Looking at the source http://lxr.linux.no/source/net/xfrm/xfrm_algo.c,
it seems to confirm that this is true. In fact, sha-384 and sha-512 are
not supported at this time and sha-256 is truncated to 96-bit.
However, the following ietf draft, which I believe is very closed to
ratification (it has already been assigned iana numbers), specifies
sha-256 to use 128-bits as hmac (page 18):
http://www.ietf.org/internet-drafts/draft-kelly-ipsec-ciph-sha2-01.txt
sha-384 is 192 bits, and sha-512 is 256 bits.
1. Is adding sha-384 and sha-512 as simple as adding to the aalg_list
structure? Can this be done for some subsequent kernel release in the
future?
2. Can the sha-256 be changed to use 128 bits? Or in order to not break
backward compatibility, another sha-256 hmac algorithm id be used for
128 bits?
Thanks,
Chinh
Chinh Nguyen wrote:
> Looking at the source http://lxr.linux.no/source/net/xfrm/xfrm_algo.c,
> it seems to confirm that this is true. In fact, sha-384 and sha-512 are
> not supported at this time and sha-256 is truncated to 96-bit.
That's normal.
HMAC usage in IPsec specifies that we only use 96-bits of the result.
This is a tradeoff in space in the packet vs absolute "security"

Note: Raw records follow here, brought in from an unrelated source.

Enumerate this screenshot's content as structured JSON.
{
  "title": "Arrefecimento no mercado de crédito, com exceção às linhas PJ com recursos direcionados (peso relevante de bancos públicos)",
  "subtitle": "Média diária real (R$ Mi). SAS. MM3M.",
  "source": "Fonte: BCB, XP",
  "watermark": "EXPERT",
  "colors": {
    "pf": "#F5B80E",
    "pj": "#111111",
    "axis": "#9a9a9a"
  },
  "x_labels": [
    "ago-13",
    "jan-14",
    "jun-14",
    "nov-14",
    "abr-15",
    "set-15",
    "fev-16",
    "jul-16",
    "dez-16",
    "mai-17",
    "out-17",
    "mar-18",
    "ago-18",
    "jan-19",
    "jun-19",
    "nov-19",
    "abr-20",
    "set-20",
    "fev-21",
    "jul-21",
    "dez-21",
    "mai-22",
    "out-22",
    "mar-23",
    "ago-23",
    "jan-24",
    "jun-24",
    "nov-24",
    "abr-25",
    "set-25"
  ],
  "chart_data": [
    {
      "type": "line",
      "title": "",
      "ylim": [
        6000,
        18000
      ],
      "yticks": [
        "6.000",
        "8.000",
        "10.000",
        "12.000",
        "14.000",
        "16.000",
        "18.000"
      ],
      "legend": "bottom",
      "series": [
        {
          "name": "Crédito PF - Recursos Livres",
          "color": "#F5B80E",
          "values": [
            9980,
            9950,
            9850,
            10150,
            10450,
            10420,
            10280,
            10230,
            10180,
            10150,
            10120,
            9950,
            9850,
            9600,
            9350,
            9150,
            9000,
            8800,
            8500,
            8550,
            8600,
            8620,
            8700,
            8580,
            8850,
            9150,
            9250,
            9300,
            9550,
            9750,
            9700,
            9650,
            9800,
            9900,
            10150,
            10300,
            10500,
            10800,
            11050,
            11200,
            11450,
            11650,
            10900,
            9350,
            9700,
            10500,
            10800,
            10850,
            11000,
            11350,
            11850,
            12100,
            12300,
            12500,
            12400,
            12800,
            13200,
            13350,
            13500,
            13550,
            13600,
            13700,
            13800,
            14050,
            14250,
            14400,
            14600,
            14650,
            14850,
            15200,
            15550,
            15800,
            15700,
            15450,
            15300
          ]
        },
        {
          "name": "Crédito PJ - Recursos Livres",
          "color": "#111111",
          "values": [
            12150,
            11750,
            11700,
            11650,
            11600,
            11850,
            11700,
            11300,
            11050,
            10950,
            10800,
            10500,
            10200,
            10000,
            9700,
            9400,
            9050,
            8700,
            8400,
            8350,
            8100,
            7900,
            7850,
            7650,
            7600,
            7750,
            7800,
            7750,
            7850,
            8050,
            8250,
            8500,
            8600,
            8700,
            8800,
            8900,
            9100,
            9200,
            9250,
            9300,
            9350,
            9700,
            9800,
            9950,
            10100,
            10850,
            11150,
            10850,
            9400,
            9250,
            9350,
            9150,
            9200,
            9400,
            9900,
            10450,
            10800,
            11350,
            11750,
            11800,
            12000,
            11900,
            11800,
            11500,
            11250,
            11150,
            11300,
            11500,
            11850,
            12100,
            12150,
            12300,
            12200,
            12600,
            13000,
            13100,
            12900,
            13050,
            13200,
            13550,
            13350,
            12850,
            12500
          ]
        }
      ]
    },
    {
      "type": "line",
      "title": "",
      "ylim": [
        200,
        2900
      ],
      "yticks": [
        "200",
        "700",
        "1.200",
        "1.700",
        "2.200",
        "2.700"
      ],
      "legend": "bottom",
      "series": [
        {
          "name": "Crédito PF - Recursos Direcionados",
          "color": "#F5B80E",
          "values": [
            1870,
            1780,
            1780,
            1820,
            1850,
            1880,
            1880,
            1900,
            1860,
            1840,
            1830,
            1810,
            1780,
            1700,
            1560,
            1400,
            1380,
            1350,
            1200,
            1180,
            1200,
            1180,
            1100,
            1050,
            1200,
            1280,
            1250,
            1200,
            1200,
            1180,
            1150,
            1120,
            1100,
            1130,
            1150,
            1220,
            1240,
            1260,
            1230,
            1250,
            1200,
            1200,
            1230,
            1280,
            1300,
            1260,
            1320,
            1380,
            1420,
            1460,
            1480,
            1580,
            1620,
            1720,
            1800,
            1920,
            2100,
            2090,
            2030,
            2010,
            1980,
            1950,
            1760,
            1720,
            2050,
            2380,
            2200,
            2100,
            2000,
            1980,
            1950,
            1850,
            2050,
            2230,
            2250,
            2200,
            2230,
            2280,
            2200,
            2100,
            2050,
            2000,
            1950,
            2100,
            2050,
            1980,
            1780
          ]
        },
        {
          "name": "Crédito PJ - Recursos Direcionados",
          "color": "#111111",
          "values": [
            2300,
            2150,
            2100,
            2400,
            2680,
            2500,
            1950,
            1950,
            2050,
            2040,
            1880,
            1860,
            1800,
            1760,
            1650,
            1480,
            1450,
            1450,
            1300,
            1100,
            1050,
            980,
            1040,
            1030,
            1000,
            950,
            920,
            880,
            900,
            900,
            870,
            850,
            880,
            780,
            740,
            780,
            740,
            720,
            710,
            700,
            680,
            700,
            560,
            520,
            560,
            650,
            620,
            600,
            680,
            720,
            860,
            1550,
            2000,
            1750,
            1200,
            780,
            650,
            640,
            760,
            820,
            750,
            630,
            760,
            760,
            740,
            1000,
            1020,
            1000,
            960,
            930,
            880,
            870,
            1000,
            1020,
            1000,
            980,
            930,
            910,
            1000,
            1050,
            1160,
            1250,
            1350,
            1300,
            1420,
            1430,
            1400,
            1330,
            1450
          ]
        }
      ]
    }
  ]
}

In addition should you be able to cause a collision in 96-bits by some
method other than brute force, you can not be sure if you guess the key
properly.
> However, the following ietf draft, which I believe is very closed to
> ratification (it has already been assigned iana numbers), specifies
> sha-256 to use 128-bits as hmac (page 18):
> http://www.ietf.org/internet-drafts/draft-kelly-ipsec-ciph-sha2-01.txt
Yes, but that's the key, not the result.
It is keyed with various sizes of bits, but the results are truncated.